In a few words, you can see the sandbox as a free-pass to malware, you can do your thing but in a controlled scenario, with the goal to mimic end-users operating environments as much as possible. This is a good practice for executing bad code without risking too much.

Many enterprises use next-generation antiviruses and firewalls for extended sandboxing techniques. A very known example of this is the SonicWall solution which is a network platform or APT blocker. Again, scenarios.

You may be thinking, why a firewall? well, it’s pretty common to find a lot of emphasis on network security in sandboxes, but you can find varieties of it. However, a sandbox can be a full system implementation (a complete server), or an emulated or virtualized OS.

If your enterprise uses any advanced firewall, it’s obvious that you will have in addition an intrusion filter. When incoming data, you can find or run processing stages. As example:

  1. Get to know your malware source filtering (bad sites blacklisting)
  2. Apply some SSL decryption and signature-based filtering. This actively removes files with hashes, then analyzes content and connections.
  3. Once both previous steps are done, it comes to the sandbox analysis, which consists of evaluating software behavior, libraries, modules, and whatever resource present in a deep way

Using integrated sandboxing can sometimes be a complete headache, due to its passive mode. This easily allows the content to pass through, and malware may propagate before action is taken. Malware hashes may not be effective against polymorphic malware

Sandboxes are way ahead of evaluating signature-based malware, of course, they can work with it, but now they are powered with IA, the defenses and definitions are only as good as the models powering the solutions. However, this is an endless marathon.

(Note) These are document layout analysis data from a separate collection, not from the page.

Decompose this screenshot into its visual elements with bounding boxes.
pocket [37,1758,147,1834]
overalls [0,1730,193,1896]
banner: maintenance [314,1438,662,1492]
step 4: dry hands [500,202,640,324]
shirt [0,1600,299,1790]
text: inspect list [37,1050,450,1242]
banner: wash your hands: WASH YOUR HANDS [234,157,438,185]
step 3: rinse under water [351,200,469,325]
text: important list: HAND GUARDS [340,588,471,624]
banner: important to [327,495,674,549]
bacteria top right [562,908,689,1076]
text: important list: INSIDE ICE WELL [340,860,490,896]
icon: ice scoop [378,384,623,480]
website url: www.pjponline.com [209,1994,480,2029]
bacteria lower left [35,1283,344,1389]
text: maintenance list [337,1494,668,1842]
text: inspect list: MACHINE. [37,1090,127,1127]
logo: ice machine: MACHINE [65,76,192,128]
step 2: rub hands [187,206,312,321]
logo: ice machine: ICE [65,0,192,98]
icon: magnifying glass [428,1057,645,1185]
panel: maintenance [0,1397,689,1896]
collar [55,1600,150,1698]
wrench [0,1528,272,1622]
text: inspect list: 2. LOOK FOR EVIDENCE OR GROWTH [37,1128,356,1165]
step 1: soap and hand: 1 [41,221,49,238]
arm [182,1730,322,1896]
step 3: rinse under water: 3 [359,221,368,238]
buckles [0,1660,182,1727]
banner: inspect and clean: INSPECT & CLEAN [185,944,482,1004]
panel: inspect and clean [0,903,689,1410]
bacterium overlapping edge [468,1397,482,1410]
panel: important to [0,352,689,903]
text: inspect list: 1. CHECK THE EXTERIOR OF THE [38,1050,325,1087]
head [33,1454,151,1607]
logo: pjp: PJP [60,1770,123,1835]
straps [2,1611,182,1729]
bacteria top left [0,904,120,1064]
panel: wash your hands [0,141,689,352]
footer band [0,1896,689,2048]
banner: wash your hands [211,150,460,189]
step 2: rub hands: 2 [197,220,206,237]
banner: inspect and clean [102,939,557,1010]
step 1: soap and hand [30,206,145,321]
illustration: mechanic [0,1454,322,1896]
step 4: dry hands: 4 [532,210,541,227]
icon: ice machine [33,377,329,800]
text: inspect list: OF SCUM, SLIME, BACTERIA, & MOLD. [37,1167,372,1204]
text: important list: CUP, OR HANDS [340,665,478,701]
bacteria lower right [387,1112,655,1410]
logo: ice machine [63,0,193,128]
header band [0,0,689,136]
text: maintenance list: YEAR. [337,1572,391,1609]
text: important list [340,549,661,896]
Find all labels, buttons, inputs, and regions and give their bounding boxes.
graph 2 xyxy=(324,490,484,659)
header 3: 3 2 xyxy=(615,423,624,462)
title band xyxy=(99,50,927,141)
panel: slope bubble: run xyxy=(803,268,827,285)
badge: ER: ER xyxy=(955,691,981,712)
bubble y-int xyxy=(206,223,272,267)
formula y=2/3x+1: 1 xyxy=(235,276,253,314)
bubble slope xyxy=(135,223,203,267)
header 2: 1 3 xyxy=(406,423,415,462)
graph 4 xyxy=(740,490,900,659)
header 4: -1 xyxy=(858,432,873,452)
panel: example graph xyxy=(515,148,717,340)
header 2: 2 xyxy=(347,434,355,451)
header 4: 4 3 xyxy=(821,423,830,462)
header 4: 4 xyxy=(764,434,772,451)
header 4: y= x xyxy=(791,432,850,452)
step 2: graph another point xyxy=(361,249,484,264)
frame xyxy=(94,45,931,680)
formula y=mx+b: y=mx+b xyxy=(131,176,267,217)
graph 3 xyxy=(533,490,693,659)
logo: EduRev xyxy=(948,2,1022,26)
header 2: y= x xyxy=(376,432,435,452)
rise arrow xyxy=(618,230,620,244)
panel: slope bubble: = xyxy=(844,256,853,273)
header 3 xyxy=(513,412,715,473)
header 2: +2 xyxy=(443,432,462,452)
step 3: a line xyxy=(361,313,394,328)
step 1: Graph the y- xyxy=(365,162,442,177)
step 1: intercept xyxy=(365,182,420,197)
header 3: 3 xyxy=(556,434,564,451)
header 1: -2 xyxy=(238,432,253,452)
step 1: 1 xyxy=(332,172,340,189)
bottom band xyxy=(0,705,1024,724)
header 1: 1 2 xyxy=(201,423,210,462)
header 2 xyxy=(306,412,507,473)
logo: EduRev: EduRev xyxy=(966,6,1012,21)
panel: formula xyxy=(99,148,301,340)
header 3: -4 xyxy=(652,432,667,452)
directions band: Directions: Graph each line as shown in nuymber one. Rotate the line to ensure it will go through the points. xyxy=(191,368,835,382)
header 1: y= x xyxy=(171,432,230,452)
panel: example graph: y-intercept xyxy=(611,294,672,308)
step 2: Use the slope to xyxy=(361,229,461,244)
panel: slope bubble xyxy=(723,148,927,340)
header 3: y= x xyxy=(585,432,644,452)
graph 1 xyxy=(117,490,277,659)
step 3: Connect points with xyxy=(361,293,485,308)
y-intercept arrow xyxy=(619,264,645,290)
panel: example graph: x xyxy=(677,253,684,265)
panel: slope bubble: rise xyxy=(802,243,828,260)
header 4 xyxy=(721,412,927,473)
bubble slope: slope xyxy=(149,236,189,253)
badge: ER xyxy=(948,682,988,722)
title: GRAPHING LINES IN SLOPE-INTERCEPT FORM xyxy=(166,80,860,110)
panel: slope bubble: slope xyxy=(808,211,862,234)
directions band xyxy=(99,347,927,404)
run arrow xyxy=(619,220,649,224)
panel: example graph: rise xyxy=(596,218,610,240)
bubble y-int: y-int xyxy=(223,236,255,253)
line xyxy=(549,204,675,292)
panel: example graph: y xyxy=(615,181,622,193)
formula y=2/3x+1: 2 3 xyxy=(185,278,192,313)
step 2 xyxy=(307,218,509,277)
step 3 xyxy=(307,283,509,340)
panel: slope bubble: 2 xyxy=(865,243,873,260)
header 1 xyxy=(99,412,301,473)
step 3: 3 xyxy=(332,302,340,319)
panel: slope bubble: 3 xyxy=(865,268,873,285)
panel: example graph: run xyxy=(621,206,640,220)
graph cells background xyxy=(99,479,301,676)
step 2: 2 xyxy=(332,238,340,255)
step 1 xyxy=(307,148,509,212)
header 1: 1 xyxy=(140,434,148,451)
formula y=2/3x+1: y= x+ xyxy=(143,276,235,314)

Malware coders can still evade sandbox environments, this is based on their creativity but there are some known techniques for doing so, worth mentioning techniques for detecting the sandbox (different from real-scenarios), exploiting gasps and weaknesses from the sandbox itself, or setting some triggers or “logic bombs” that can trigger delayed instructions.

Since sandboxing can be considered a study mechanism of malware behavior we can move on directly to the reverse engineering of it. If you are not familiar with the term, this is a technique used to go backward from an executable piece of software and reconstruct the base of understandable code elements and capabilities.

This is typically done when the source of the executable code is not available.

On a personal note, Reverse engineering is the hardest topic in software, period. It requires a solid foundation of low-level code and assembler language. If you are into malware coding, or if you are an experienced developer you should be familiar with network and cryptography, even more with persistence. It takes a substantial investment in time to understand what’s exactly the malware doing.

The context of Malware reverse engineering basically studies the infection, exploitation, and exfiltration techniques of the software. This of course requires a controlled environment in which you can analyze this … well, hello there Mr. Sandbox!

The software analysis can be done in two modes. The static analysis is a little bit more than disassembling the program. And the dynamic analysis is when the program runs and the behavior is monitored.

A test lab for reverse engineering should go beyond the virtualization environments that we might use for penetration testing, into a more robust sandbox that stops or at least present strong controls for any external interaction by the malware.

A good way to start this is by creating an isolated reverse engineering sandbox system with no internet, and if cannot, try at least that be outside your home network.

With all of this in mind, you can scale up your malware analysis with manual, static, interactive, or fully automatic analysis, each one will provide benefits and target specific evaluation criteria.

Both elements are toe-to-toe if you are curious enough to research malware and how works. Security and Malware evolve daily, and the trend will be more sophisticated malware by the time you are reading this.

Keep yourself updated, and educate yourself to avoid being infected.